SunTrust, with total consolidated assets of approximately $61.4 billion, operates banks in Florida, Georgia, Tennessee, and Alabama, and engages in a number of permissible nonbanking activities.(3) SunTrust is the second largest commercial banking organization in Georgia, controlling deposits of approximately $10.3 billion, representing 12.6 percent of total deposits in commercial banking organizations in the state ("state deposits"). Crestar, with total consolidated assets of approximately $26.2 billion, operates a bank with branches in Virginia, Maryland, and the District of Columbia. Crestar is the largest commercial banking organization in Virginia, controlling deposits of approximately $10.1 billion, representing 13.3 percent of Virginia state deposits. Crestar is the fourth largest commercial banking organization in Maryland, controlling deposits of approximately $4.9 billion, representing 8.9 percent of Maryland state deposits. In the District of Columbia, Crestar is the fifth largest commercial banking organization, controlling deposits of approximately $922.6 million, representing 9.1 percent of deposits in the District of Columbia.

Interstate Analysis

Section 3(d) of the BHC Act allows the Board to approve an application by a bank holding company to acquire control of a bank located in a state other than the home state of such bank holding company, if certain conditions are met. For purposes of the BHC Act, the home state of SunTrust is Georgia, and Crestar controls a bank that operates in Virginia, Maryland, and the District of Columbia.(4) All the conditions for an interstate acquisition enumerated in section 3(d) are met in this case.(5) In view of all the facts of record, the Board is permitted to approve the proposal under section 3(d) of the BHC Act.

Competitive Considerations

The BHC Act prohibits the Board from approving an application under section 3 of the BHC Act if the proposal would result in a monopoly or if the proposal would substantially lessen competition in any relevant banking market and, in the latter case, the Board has not found that the anticompetitive effects of the proposal are clearly outweighed in the public interest by the probable effect of the proposal in meeting the convenience and needs of the community to be served.(6) SunTrust and Crestar do not compete in any banking market. Based on all the facts of record, the Board concludes that consummation of the proposal would not have a significantly adverse effect on competition or on the concentration of banking resources in any relevant banking market. Accordingly, the Board has determined that competitive factors are consistent with approval of the proposal.

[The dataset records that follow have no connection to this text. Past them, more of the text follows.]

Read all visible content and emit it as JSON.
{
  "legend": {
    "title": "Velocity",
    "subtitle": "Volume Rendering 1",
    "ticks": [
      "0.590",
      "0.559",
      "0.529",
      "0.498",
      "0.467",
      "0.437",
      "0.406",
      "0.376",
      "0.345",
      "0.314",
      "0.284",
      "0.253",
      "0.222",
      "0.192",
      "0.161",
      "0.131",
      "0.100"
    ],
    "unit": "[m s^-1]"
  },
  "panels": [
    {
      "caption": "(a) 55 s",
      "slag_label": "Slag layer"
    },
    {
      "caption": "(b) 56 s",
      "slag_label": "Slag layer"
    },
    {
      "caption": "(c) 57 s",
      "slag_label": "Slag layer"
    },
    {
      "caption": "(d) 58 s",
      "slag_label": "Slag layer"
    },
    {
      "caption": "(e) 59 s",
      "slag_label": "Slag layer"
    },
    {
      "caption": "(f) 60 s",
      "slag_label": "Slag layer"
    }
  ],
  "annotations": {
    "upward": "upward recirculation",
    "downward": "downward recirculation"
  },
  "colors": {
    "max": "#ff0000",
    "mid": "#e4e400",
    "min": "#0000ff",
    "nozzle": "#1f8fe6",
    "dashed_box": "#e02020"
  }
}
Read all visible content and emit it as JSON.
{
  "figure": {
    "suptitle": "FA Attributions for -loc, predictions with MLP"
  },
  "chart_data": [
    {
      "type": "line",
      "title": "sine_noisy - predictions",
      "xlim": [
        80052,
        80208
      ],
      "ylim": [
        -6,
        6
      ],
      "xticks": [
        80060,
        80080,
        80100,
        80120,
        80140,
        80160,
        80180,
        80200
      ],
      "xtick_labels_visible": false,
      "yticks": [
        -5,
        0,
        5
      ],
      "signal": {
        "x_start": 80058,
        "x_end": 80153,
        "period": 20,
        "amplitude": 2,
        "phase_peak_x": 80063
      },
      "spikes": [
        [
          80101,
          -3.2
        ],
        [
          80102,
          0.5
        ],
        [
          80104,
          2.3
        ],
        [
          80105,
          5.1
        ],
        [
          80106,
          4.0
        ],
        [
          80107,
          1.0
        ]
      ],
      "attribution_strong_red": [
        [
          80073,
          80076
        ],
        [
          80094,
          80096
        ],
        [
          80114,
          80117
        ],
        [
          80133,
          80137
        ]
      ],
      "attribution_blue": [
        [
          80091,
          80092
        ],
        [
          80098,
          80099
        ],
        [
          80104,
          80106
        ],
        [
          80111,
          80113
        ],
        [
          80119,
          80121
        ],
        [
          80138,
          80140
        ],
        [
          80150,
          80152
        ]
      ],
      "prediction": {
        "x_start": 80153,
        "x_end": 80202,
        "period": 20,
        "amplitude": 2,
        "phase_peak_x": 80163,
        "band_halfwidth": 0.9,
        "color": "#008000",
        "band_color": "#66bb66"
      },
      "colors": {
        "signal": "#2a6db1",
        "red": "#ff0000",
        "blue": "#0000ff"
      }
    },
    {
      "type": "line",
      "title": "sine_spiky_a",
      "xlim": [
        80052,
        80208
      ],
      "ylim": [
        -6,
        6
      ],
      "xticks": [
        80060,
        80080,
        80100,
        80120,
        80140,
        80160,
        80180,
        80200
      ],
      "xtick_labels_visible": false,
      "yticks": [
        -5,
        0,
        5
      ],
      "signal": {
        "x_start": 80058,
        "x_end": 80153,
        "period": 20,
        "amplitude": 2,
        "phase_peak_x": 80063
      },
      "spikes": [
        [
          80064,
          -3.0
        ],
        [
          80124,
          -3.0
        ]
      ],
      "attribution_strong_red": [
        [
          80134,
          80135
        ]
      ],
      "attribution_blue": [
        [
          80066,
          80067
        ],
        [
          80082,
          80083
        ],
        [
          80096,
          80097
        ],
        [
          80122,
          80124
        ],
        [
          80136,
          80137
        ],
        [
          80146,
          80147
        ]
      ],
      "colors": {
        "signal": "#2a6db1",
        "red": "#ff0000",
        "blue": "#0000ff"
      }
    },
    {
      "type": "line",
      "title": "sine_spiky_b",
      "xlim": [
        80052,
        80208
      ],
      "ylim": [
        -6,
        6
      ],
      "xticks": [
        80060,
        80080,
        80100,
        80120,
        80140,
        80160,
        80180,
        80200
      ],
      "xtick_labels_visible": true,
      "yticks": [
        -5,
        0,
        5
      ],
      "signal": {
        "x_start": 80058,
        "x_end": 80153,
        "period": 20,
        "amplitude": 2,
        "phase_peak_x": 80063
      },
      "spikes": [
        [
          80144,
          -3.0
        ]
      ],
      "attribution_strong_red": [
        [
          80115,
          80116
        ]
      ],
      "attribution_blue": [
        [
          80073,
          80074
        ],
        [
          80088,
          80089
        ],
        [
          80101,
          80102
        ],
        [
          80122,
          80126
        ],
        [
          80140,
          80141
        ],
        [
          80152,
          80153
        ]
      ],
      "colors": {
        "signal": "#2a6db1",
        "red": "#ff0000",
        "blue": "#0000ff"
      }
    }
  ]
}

Financial, Managerial, and Other Supervisory Factors

The Board has carefully considered the financial and managerial resources and future prospects of SunTrust and Crestar, and their respective subsidiaries, and other supervisory factors in light of all the facts of record. As part of this consideration, the Board has reviewed relevant reports of examination and other supervisory information prepared by the Reserve Banks and other federal agencies. The Board notes that the bank holding companies and their subsidiary banks are currently well capitalized and are expected to remain so after consummation of the proposal.

The Board also has considered other aspects of the financial condition and resources of the two organizations and the structure of the proposed transaction. Based Oh these and other facts of record, the Board concludes that considerations relating to the financial and managerial resources and future prospects of SunTrust, Crestar, and their respective subsidiaries are consistent with approval of the proposal, as are the other supervisory factors that the Board must consider under section 3 of the BHC Act.

Convenience and Needs Factor

The Board has carefully considered the effect of the proposed acquisition on the convenience and needs of the communities to be served in light of all the facts of record, including comments on the effect the proposal would have on the communities to be served by the combined organization. Overall, the Board received approximately 45 comments in favor of the proposal and nine opposed to, or expressing concern about, the proposal.